Wednesday, December 5, 2012

Our Secret Santa


We loved our new house!  What fun it was to live in Gilbert; close to where I taught school, in the country but still near shopping, and especially next to mom and dad.  It seemed like we had moved to heaven.

Our first Christmas in Gilbert was exciting.  Decorating a new house, putting up Christmas lights, baking goodies for our neighbors and buying presents for friends and family kept us happy and busy, but I have a tendency to overdue, and this year was the same. 

In my heart, I still wanted Christmas for my kids to be like it was for me.  I wanted them to feel the magic of the season, the joy of family and friends and traditions.  Since my divorce, things just hadn't been the same.

"Does it seem to you that the more presents you get the less happy they make you?"  I'd asked one year after all our gifts were opened.  "It's like we get saturated, and then greedy, instead of thankful for what we have."

Part of the problem was that the kids got toys from me, then they went to their dad's and had Christmas all over again.  There was just too much.  Thinking about that during the year had caused me to want to find a way to help my children have the joy of Christmas without the selfishness.

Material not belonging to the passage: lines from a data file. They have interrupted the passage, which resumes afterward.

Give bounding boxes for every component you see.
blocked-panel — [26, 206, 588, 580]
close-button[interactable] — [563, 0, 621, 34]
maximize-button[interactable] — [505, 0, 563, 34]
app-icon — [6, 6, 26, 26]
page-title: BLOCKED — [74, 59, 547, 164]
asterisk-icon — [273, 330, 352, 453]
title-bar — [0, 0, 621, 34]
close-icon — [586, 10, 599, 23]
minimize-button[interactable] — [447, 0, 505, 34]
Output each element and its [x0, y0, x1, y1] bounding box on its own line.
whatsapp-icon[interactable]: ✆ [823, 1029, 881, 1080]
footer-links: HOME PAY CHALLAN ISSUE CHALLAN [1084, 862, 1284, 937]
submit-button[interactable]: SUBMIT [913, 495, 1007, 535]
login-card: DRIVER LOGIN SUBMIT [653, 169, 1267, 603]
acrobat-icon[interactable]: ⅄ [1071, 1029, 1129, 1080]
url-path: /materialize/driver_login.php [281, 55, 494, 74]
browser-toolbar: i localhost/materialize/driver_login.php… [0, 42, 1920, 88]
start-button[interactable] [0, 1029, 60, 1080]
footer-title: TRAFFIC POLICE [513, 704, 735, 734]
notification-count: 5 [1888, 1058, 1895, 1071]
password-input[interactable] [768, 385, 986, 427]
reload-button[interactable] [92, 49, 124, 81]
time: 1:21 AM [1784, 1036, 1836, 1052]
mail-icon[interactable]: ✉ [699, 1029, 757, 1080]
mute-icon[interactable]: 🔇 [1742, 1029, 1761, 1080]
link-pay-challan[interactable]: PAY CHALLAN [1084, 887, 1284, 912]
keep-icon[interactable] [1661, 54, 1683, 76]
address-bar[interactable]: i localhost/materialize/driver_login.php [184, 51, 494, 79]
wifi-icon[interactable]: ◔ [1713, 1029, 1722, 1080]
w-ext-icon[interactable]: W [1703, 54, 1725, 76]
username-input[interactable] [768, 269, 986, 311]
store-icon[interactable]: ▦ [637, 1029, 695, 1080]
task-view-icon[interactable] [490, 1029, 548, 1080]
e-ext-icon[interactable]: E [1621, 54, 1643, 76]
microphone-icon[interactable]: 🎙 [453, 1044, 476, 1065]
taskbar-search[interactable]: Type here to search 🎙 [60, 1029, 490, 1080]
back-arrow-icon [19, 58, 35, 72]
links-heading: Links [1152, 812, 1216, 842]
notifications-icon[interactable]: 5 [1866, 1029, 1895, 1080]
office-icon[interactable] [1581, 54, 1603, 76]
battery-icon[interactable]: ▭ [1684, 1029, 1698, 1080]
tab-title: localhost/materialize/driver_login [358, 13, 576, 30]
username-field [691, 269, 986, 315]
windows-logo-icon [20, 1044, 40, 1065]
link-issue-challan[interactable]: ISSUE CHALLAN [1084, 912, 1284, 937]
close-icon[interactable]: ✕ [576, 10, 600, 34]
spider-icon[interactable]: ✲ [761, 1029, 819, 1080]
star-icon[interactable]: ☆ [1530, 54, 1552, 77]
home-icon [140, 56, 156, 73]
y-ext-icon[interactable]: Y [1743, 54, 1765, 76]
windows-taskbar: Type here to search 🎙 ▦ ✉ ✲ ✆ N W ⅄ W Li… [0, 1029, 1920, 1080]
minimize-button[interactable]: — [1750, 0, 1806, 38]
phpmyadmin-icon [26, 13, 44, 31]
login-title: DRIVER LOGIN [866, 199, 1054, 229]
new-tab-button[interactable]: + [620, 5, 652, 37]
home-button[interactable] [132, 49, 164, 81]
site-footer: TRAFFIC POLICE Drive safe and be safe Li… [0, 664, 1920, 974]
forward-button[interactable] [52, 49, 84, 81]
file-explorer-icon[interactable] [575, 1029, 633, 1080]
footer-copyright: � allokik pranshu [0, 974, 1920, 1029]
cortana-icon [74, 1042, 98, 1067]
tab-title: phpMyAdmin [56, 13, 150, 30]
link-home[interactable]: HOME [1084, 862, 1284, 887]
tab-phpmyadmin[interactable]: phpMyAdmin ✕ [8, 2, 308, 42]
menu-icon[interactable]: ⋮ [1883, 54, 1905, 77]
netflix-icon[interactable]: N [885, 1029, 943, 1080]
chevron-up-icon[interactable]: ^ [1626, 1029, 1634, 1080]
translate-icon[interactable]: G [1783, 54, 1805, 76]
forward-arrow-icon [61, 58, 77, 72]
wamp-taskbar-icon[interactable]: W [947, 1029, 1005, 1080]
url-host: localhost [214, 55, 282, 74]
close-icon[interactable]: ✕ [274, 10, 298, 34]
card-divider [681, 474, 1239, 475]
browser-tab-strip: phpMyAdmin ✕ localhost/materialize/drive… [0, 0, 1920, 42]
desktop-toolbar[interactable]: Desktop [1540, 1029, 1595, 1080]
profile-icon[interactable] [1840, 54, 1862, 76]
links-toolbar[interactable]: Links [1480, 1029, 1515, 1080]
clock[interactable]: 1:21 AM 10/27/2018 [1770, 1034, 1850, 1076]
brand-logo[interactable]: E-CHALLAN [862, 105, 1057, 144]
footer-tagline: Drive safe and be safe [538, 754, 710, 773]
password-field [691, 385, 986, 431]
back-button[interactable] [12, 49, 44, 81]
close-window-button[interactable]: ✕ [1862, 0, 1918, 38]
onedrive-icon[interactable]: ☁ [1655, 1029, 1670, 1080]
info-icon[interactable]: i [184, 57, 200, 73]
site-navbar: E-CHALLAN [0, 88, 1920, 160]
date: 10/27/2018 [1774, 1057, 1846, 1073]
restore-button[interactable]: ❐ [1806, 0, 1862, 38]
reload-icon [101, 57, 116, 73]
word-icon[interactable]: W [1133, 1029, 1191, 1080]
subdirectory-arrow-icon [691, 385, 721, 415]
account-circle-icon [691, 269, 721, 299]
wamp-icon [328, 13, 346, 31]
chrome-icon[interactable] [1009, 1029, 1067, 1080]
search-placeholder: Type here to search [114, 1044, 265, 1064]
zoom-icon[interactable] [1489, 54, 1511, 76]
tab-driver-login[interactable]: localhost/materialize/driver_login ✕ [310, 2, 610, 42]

"How about if we just ask Santa for one big present, something everyone wants, instead of everyone asking for stuff for themselves?" I suggested, hoping that might take some of the selfishness out of the season.

The first year we tried this everyone wanted a trampoline, so it worked well.  The next year it was harder to come up with something, but we still tried.  This first year in our new house, though, I was out of ideas.  We needed a new VCR, but the kids weren't really excited about that.  On the other hand, while I was looking for ideas I ran across some presents I thought the kids would like, but would never ask for.  Why not let Santa surprise them with these presents?

I decided I would pretend that someone was doing the Twelve Days of Christmas for our family.  Each night I put a little present out on our front door step, so the kids thought we had a Secret Santa.   Then I talked with my brother-in-law who had a friend who liked playing Santa.  He arranged for him to come to our house on Christmas Eve to deliver the last secret gifts for me.

Late in the afternoon on Christmas Eve, just before it was time for us to go to our annual Swedish Smorgasbord with Grandma Johnson, the doorbell rang.  Alyssa answered the door.  There stood Santa, holding a big bag of presents on his shoulder. 

 "Mom," she called in an excited voice.  "Mom, come here!"   I'd been listening for the doorbell, so I hurried into the front room, laughing at her surprised face, and invited Santa in.  "Hey you guys," I called the rest of the family.  "There's someone here to see you!"

It took awhile to gather up the other kids.  The big girls had been down in their bathroom, fixing their hair and getting ready for our party, and the boys were playing, but once they heard that Santa was here they hurried in. 

"Well," Santa began, with a huge smile on his face, "I was on my way to a Christmas party when someone stopped me and asked if I could do them a favor."

The kids looked at him expectantly.

"These people told me they had been playing Secret Santa for you the last couple of weeks, and they asked if I would deliver your last presents for them.  Would you like some presents?"

"Yes!" the kids yelled, so Santa started handing out his gifts.  There was a Holly-hobby doll for Holly, doll really named Alyssa for Alyssa, and an actual Linnea doll for Linnea. (I'd discovered it months before in a catalog and it inspired me to put this whole plan together.) I'd decided the boys wouldn't care if their gifts matched their names or not, so Russell and Stephen just got regular toys.

As soon as he'd handed out the presents, our special Santa said goodby and hurried off into the dusk.  After he was gone the kids rounded on me and wanted to know who he was.

"It was Santa Clause," I told them. 

"Yeah," but who was it really," they persisted. 

"I don't know what you mean," I laughed happily.  "Santa is Santa."

The big kids realized then that I wasn't going to talk to them about Santa in front of Alyssa and Stephen, who still believed, but as soon as they were gone they tried again.

"Come on, mom," Linnea and Holly and Russell demanded.  "Who played Santa Clause for us?"

"I'm sorry," I told them confidentially, "but I really didn't know that guy, (and I really didn't.  My brother-in-law fixed the whole thing up and I didn't even know Santa's name.)   "Whoever our Secret Santa was must have hired him."

It tickled me that the kids got such a big kick out of having a Santa they didn't recognize.  Years later, after the dolls and toys had long been forgotten, they still talked about that Secret Santa. They assured me they'd known all along that I was the one giving them the gifts, but the mystery Santa brought some magic into our home that year, and it sure was fun.